So after I finished a whole roll at half frame, I wanted to see how the Diana Mini handled in square format, and slapped in a roll of Labeauratoire’s Scotch Imation Color HP 100. In hindsight, I probably should’ve shot half frame with the Scotch Imation, since it’s rolled with merely 12 shots per roll vs. the Hawkeye’s 20 frames. Oh well, next time maybe.
Ordinarily, the Mini winds square pics as if they were whole 35mm frames to facilitate printing by one hour labs and all, but there’s a post on Lomography’s website that provides click counts to move the square frames closer together and fit more on a roll.

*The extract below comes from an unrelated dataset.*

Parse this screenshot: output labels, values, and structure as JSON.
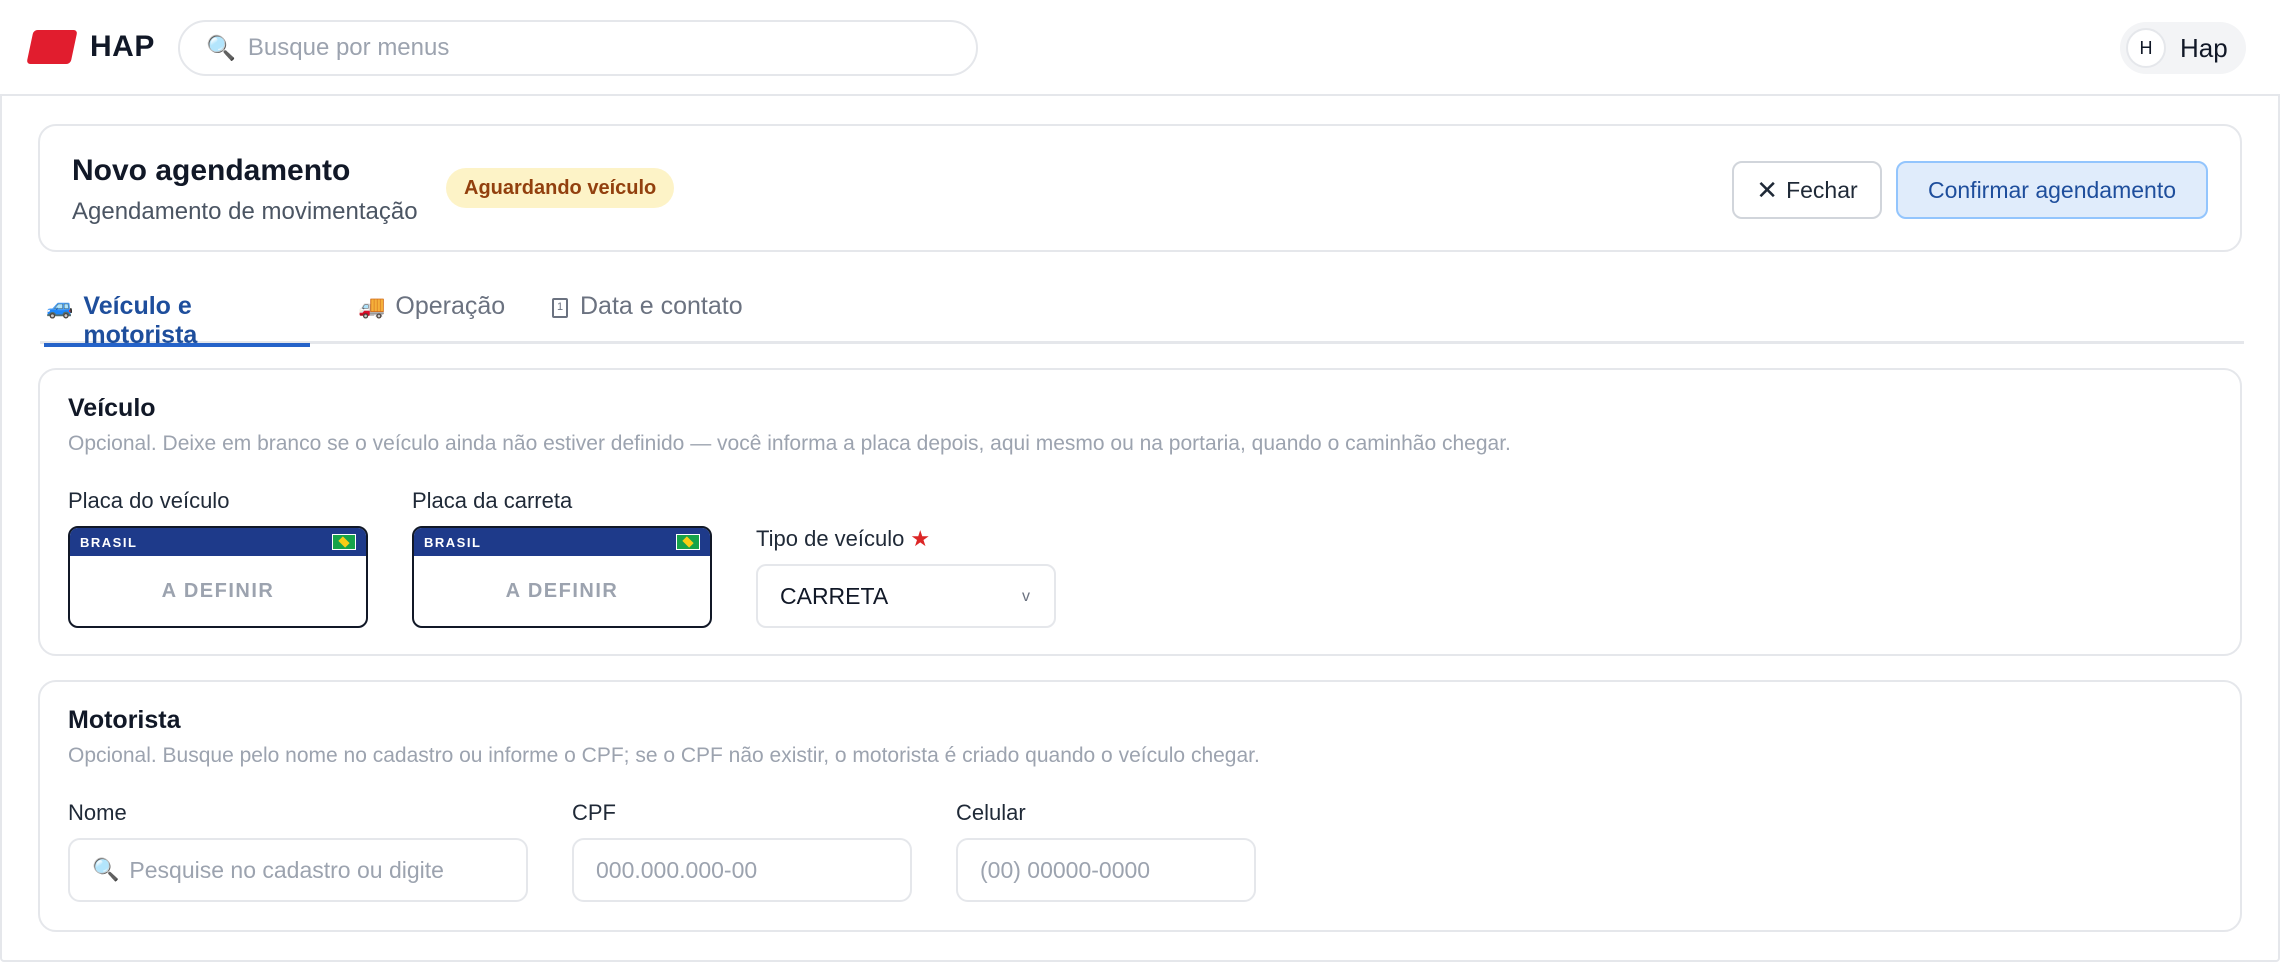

Apparently, my counts were off, because I had some gaps that were wider than others, and a couple of overlapped shots, hence the non-square frame on the right. I assumed that the counts would be the same for both, but maybe I miscounted or something… sometimes the clicks come really rapidly, 2 or 3 or 4 all in a row, and sometimes I counted too many clicks, so I bet sometimes I counted too few too.

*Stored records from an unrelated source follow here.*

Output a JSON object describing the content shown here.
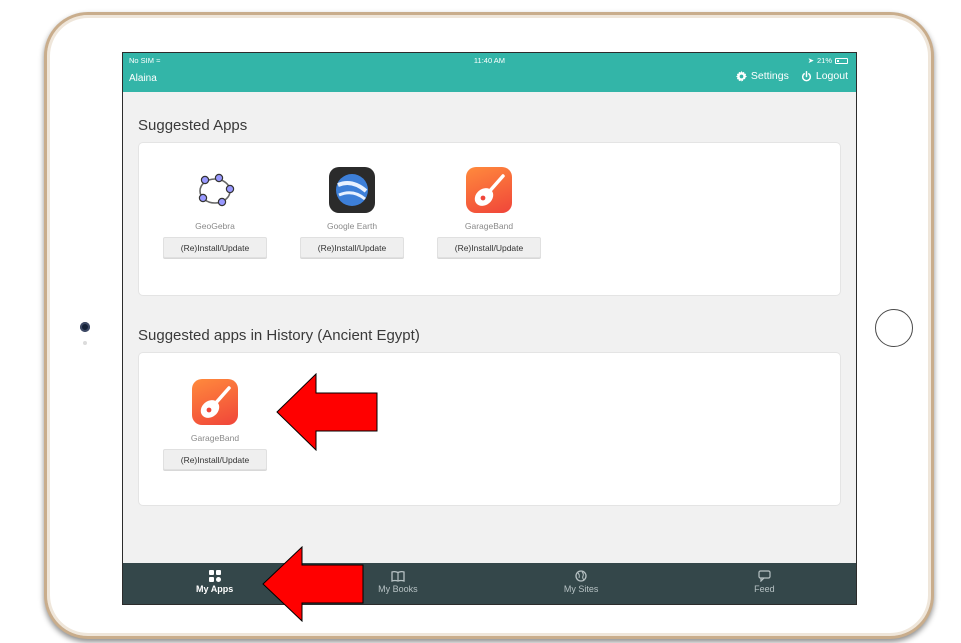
{
  "status_bar": {
    "carrier": "No SIM",
    "time": "11:40 AM",
    "battery": "21%"
  },
  "header": {
    "user_name": "Alaina",
    "settings_label": "Settings",
    "logout_label": "Logout"
  },
  "sections": [
    {
      "title": "Suggested Apps",
      "apps": [
        {
          "name": "GeoGebra",
          "icon": "geogebra-icon",
          "button": "(Re)Install/Update"
        },
        {
          "name": "Google Earth",
          "icon": "google-earth-icon",
          "button": "(Re)Install/Update"
        },
        {
          "name": "GarageBand",
          "icon": "garageband-icon",
          "button": "(Re)Install/Update"
        }
      ]
    },
    {
      "title": "Suggested apps in History (Ancient Egypt)",
      "apps": [
        {
          "name": "GarageBand",
          "icon": "garageband-icon",
          "button": "(Re)Install/Update"
        }
      ]
    }
  ],
  "tabs": [
    {
      "label": "My Apps",
      "icon": "apps-grid-icon",
      "active": true
    },
    {
      "label": "My Books",
      "icon": "book-icon",
      "active": false
    },
    {
      "label": "My Sites",
      "icon": "globe-icon",
      "active": false
    },
    {
      "label": "Feed",
      "icon": "chat-icon",
      "active": false
    }
  ],
  "colors": {
    "header_bg": "#33b5a8",
    "tabbar_bg": "#34474a",
    "arrow_red": "#ff0000",
    "frame_gold": "#c9ad8c"
  }
}
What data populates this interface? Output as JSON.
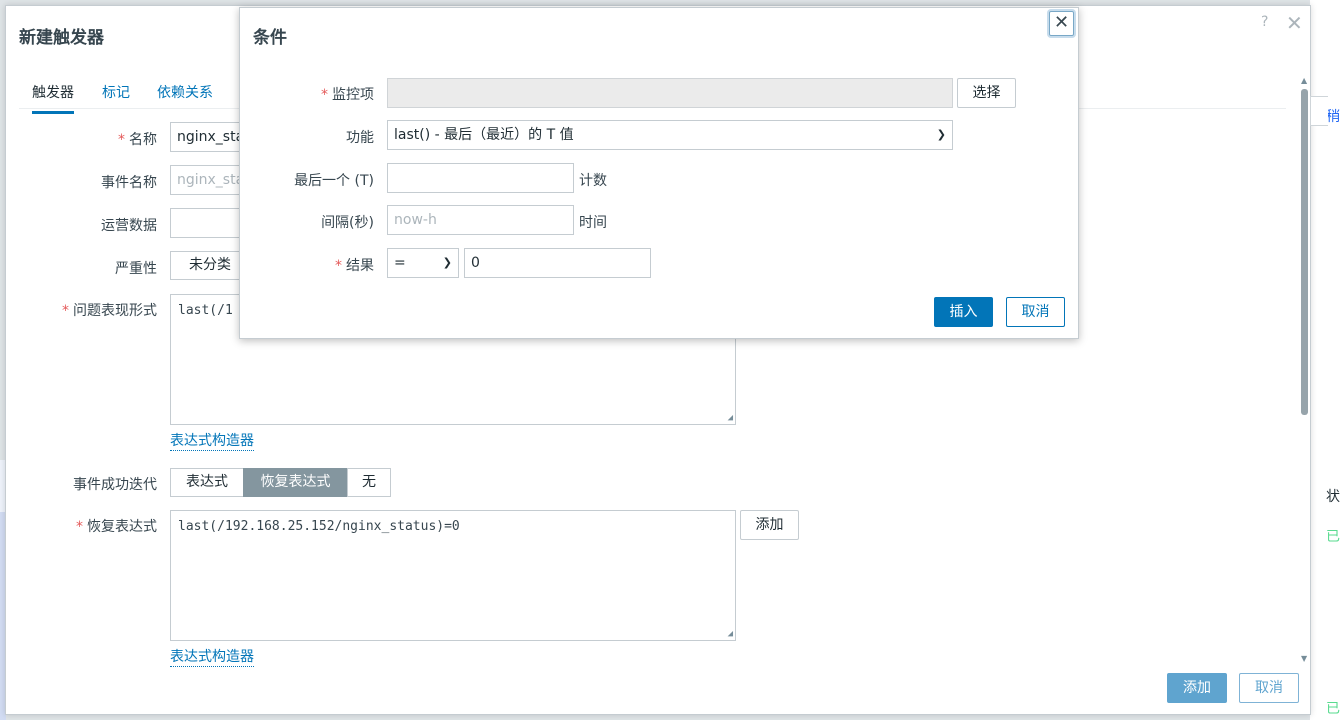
{
  "background": {
    "right_chars": [
      "稍",
      "状",
      "已",
      "已"
    ]
  },
  "trigger_dialog": {
    "title": "新建触发器",
    "help": "?",
    "close": "✕",
    "tabs": [
      "触发器",
      "标记",
      "依赖关系"
    ],
    "fields": {
      "name_label": "名称",
      "name_value": "nginx_sta",
      "event_name_label": "事件名称",
      "event_name_placeholder": "nginx_sta",
      "opdata_label": "运营数据",
      "opdata_value": "",
      "severity_label": "严重性",
      "severity_value": "未分类",
      "problem_expr_label": "问题表现形式",
      "problem_expr_value": "last(/1",
      "expr_builder_link": "表达式构造器",
      "ok_event_label": "事件成功迭代",
      "ok_event_options": [
        "表达式",
        "恢复表达式",
        "无"
      ],
      "ok_event_selected": "恢复表达式",
      "recovery_expr_label": "恢复表达式",
      "recovery_expr_value": "last(/192.168.25.152/nginx_status)=0",
      "recovery_add_button": "添加",
      "recovery_builder_link": "表达式构造器"
    },
    "footer": {
      "add_button": "添加",
      "cancel_button": "取消"
    }
  },
  "condition_dialog": {
    "title": "条件",
    "close": "✕",
    "item_label": "监控项",
    "item_value": "",
    "select_button": "选择",
    "function_label": "功能",
    "function_value": "last() - 最后（最近）的 T 值",
    "last_t_label": "最后一个 (T)",
    "last_t_value": "",
    "last_t_suffix": "计数",
    "interval_label": "间隔(秒)",
    "interval_placeholder": "now-h",
    "interval_suffix": "时间",
    "result_label": "结果",
    "result_operator": "=",
    "result_value": "0",
    "insert_button": "插入",
    "cancel_button": "取消"
  }
}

Anyway. Pardon the green whirls in that. The film got stressed in the camera… looks like I overwound at some point.
Other than that, I shot a bit quickly and carelessly again. I really need to either stop doing that, or get myself a pocketable digital camera to shoot willy-nilly with and use film with purpose. The films I have on hand now are all expired, hand rolled, or otherwise limited, and deserve to be shot with care.
Anyway.
Scale/Zone focus and I don’t get along. I have no idea what 2 meters looks like, other than it’s something like 6 feet, and so am I, but 6 feet looks much farther away to me than it really is.

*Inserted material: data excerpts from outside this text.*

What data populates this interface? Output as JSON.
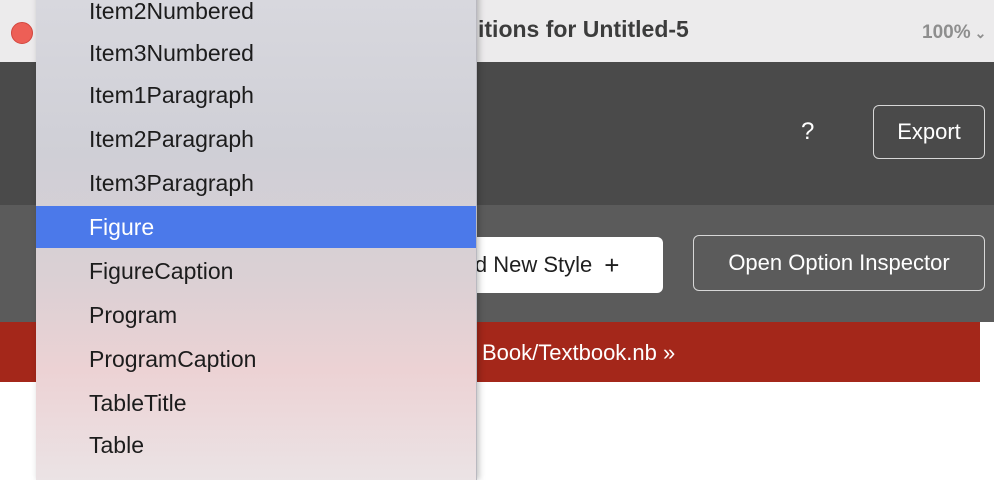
{
  "window": {
    "title": "itions for Untitled-5",
    "zoom": "100%",
    "zoom_chevron": "⌄"
  },
  "header": {
    "help_label": "?",
    "export_label": "Export"
  },
  "toolbar": {
    "add_style_label": "ld New Style",
    "add_style_icon": "+",
    "inspector_label": "Open Option Inspector"
  },
  "banner": {
    "path_text": "Book/Textbook.nb »"
  },
  "menu": {
    "items": [
      {
        "label": "Item2Numbered"
      },
      {
        "label": "Item3Numbered"
      },
      {
        "label": "Item1Paragraph"
      },
      {
        "label": "Item2Paragraph"
      },
      {
        "label": "Item3Paragraph"
      },
      {
        "label": "Figure",
        "selected": true
      },
      {
        "label": "FigureCaption"
      },
      {
        "label": "Program"
      },
      {
        "label": "ProgramCaption"
      },
      {
        "label": "TableTitle"
      },
      {
        "label": "Table"
      }
    ]
  },
  "colors": {
    "selection": "#4b79ea",
    "banner": "#a4271a",
    "header": "#4a4a4a"
  }
}
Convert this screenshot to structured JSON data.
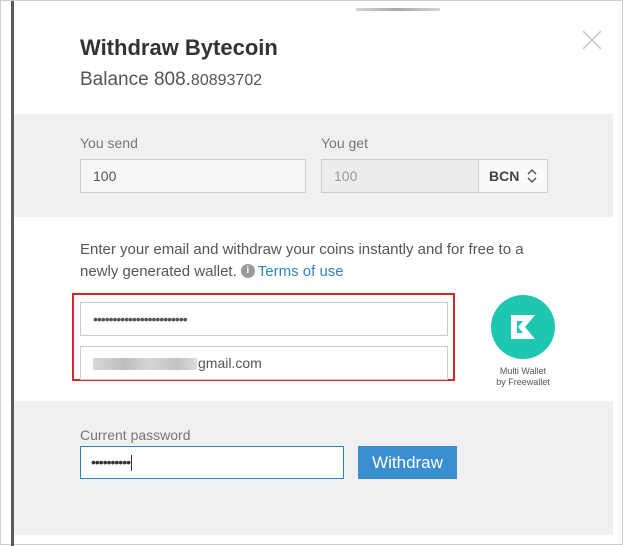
{
  "dialog": {
    "title": "Withdraw Bytecoin",
    "balance_prefix": "Balance 808.",
    "balance_decimals": "80893702"
  },
  "send": {
    "you_send_label": "You send",
    "you_send_value": "100",
    "you_get_label": "You get",
    "you_get_value": "100",
    "currency": "BCN"
  },
  "email_section": {
    "description": "Enter your email and withdraw your coins instantly and for free to a newly generated wallet.",
    "info_icon": "i",
    "terms_link": "Terms of use",
    "masked_field": "••••••••••••••••••••••••",
    "email_visible_suffix": "gmail.com",
    "logo_icon": "multi-wallet-logo",
    "logo_caption_line1": "Multi Wallet",
    "logo_caption_line2": "by Freewallet"
  },
  "password_section": {
    "label": "Current password",
    "value": "••••••••••",
    "withdraw_button": "Withdraw"
  },
  "colors": {
    "accent": "#3a8fd0",
    "link": "#2e86c1",
    "highlight": "#d9242a",
    "logo": "#1fc7b0"
  }
}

I was hoping one of the flowers would be in focus and the ground a bit further out, but then I can’t judge distance very well, nor do I know much about the characteristics of the lens on the Mini.
One thing… these all look a bit dark. I pulled back a couple of stops in post to reduce apparent grain, and I’m not sure if the apparent grain came from the film itself, the way it was exposed in the Diana Mini, or the D7000 scanning (probably not the D7000: it was at ISO100).
Most of the shots on this roll were shot outdoors, under partly cloudy/mostly sunny skies. I’m not sure if I shot on the Sunny or Cloudy setting… at ISO100 under full sun, the sunny probably would’ve been about right, but cloudy maybe a stop over. But maybe the roll was underexposed and so maybe the grain was digital and due to trying to match what I remembered, rather than pull out what was on the film. And maybe the Imation Scotch is a bit grainy (though there’s no evidence of that in the examples).
I guess it was underexposed, so maybe it was cloudier than I remember and maybe I had the aperture set to Sunny mode. Allahu Alim, at this point.
The Imation Scotch film is fairly flat, and easy to scan, with good colors. The rolls from Labeauratoire are short, but probably worth it if you like to play with different (expired, largely unavailable) film stocks. I’ll probably shoot the rest of it in one of the Nikons or the LC-A, but maybe in a couple of months, I’ll try again with the Diana Mini.
Final thoughts on the Diana Mini:
- A fun toy
- quick to load and shoots XX and X frames
- easy double exposure, panorama, and fun creative limitations and features
- capable of good exposures under bright sunshine
But:
- it’s easy to overwind and rip film a tiny bit in camera (which makes it very easy to rip more when you pull it off the reel or do the finger squeegee trick)
- (my fault entirely) it’s easy to get the exposure off with the limited aperture settings and single shutter speed
- it desperately needs flash indoors (and I’ll plan to shoot on and off-camera flash with the Diana F+ flash and maybe some of my other flashes at some later point, so look forward to that, but don’t hold your breath)
I’ll be keeping it, for sure, but I’m not sure how much action it will see, given that my Ultimate Exposure Computer is offline at present.